ARTICLE IX – MEETINGS AND RULES AND PROCEDURES

  1. The parliamentary authority for the Association is Robert’s Rules of Order, 10th edition, Newly Revised, in all cases in which it is applicable and in which it is not inconsistent with the Constitution and By-Laws of the Association.
  2. A quorum for Executive meetings of the Association shall be constituted by four officers. A quorum for general membership meetings shall be constituted by 30 members.
  3. Executive decisions may be made by a majority of the Executive at regular meetings or through telephone conference calls, or by other electronic means. Actions resulting therefrom shall be included in the minutes of the next regular meeting of the Executive.
  4. The Association must give not less than 14 days’ written notice of a general meeting to those members entitled to receive notice of a general meeting. A notice may be given to a member personally, by mail to the member at the member’s registered address, or by other electronic means. A notice sent by mail is deemed to have been given on the second day following the day on which the notice is posted, and in proving that notice has been given, it is sufficient to prove the notice was properly addressed and put in a Canadian post office receptacle. A notice sent by electronic means is deemed to have been given on the second day following the day on which the notice is delivered by electronic means, and in proving the notice has been given it is sufficient to prove that it was sent to the member’s registered address.
  5. The accidental omission to give notice of a meeting to, or the non-receipt of a notice by, any of the members entitles to notice does not invalidate proceedings at that meeting.
  6. A member in good standing who is present at meeting and eligible to vote is entitled to one vote. Voting is by show of hands, unless another method of voting for a particular vote is approved from time to time at a general meeting. Voting by proxy is no permitted.

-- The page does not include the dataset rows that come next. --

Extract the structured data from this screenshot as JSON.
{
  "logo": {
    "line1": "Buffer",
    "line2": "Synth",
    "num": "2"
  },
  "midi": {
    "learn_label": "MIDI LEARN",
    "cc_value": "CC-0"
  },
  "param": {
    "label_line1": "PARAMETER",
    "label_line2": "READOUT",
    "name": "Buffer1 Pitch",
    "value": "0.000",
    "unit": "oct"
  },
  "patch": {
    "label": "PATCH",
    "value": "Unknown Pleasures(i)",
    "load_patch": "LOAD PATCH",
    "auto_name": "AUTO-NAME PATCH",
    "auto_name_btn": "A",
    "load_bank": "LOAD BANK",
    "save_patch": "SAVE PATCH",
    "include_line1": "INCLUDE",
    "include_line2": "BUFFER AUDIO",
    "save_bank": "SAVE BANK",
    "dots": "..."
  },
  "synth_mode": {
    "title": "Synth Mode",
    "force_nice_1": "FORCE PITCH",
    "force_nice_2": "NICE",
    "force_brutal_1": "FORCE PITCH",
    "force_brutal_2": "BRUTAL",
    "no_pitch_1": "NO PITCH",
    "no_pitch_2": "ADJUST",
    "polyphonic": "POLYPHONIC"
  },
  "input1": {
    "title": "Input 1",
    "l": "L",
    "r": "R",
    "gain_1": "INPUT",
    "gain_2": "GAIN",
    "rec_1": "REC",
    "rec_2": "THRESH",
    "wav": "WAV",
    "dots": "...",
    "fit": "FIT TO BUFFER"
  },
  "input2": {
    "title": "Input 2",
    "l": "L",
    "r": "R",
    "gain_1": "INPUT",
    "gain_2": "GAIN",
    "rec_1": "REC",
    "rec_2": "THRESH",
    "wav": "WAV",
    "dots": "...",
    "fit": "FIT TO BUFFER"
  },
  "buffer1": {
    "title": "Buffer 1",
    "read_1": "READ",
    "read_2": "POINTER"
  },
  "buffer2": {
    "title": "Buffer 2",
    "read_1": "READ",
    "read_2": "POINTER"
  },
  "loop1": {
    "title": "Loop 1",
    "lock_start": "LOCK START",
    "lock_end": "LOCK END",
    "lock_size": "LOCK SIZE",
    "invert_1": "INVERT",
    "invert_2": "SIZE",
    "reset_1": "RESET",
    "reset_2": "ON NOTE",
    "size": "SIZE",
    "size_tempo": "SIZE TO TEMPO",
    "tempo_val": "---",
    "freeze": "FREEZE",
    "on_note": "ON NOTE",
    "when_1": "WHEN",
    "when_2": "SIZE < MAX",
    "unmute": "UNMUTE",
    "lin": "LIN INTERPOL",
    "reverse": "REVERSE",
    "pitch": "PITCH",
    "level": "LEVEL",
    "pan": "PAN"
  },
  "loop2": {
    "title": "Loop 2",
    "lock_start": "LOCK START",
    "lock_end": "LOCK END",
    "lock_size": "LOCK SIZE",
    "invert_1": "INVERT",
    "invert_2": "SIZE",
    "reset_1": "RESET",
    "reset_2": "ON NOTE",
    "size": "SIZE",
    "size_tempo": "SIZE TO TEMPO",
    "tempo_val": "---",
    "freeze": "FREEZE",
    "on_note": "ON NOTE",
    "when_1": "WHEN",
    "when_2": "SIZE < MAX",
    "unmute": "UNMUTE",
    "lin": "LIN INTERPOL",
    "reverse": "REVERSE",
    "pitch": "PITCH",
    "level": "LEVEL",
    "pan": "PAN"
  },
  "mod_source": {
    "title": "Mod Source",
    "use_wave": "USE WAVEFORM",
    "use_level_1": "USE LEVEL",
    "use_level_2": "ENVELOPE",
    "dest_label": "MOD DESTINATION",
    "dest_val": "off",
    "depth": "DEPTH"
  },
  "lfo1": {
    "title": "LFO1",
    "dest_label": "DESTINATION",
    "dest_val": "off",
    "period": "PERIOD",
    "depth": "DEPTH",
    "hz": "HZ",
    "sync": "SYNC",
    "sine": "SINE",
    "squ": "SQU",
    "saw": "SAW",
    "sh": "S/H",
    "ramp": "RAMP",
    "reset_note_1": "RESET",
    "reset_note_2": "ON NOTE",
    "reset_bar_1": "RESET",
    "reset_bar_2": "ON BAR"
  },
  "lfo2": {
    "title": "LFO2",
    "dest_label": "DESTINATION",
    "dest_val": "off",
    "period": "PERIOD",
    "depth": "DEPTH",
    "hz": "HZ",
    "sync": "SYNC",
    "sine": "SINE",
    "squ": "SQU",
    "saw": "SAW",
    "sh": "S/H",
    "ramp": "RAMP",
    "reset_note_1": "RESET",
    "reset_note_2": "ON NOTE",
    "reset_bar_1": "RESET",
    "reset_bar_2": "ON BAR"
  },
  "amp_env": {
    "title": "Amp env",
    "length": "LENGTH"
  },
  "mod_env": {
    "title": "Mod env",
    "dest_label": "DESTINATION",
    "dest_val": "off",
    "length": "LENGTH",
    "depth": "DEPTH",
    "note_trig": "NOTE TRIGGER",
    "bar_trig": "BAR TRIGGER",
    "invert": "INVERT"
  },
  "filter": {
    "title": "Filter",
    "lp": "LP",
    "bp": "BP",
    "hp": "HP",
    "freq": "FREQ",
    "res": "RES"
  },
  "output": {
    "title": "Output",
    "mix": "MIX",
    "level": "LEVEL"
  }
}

ARTICLE X – MINUTES OF MEETING

Minutes of all meetings of the Executive shall be sent to all members of the Executive. Minutes of all general membership meetings shall be distributed to the entire membership.

ARTICLE XI – SIGNING OFFICERS

Upon assuming office, the Secretary-Treasurer shall be appointed as the principal signing officer of the Association by resolution of the Executive. Upon the recommendation of the President, and with the approval of the Executive, one other member of the Executive may be designed as a supplementary signing officer of the Association with authority to sign in the absence of the Secretary-Treasurer.

ARTICLE XII – BORROWING POWERS

In order to carry out the purposes of the Association, the Executive may, in the name and on behalf of the Association, borrow monies needed for the operation of the Association subject to the approval of the membership at an annual general meeting. However, a debenture may not be issued without the sanction of a special resolution.

ARTICLE XIII – APPOINTMENT OF THE AUDITOR

The Executive shall recommend the appointment of an auditor for approval by the membership at the annual general meeting.

ARTICLE XIV – COMMITTEES

Standing and special committees shall be established as needed to carry out the purpose of the Association. Committee appointments may be made by the Executive.

  1. Standing Committees

    The membership at the annual general meeting shall approve the establishment of any standing committees of the Association as well as their purpose and responsibilities.

  2. Special and Ad Hoc Committees

    The Executive may establish any special or ad hoc committees to assist with the Association’s business and appoint members to serve on such committees for the term specified or until the end of the next annual general meeting.

ARTICLE XV – AMENDMENTS

Amendments to the Constitution and By-laws shall be made by a resolution passed in a general meeting by a majority of not less than 75% of the votes of those members entitled to vote and voting at the meeting of which not less than 14 days’ notice in the manner provided for in these By-Laws specifying the intention to propose the resolution as a special resolution has been given.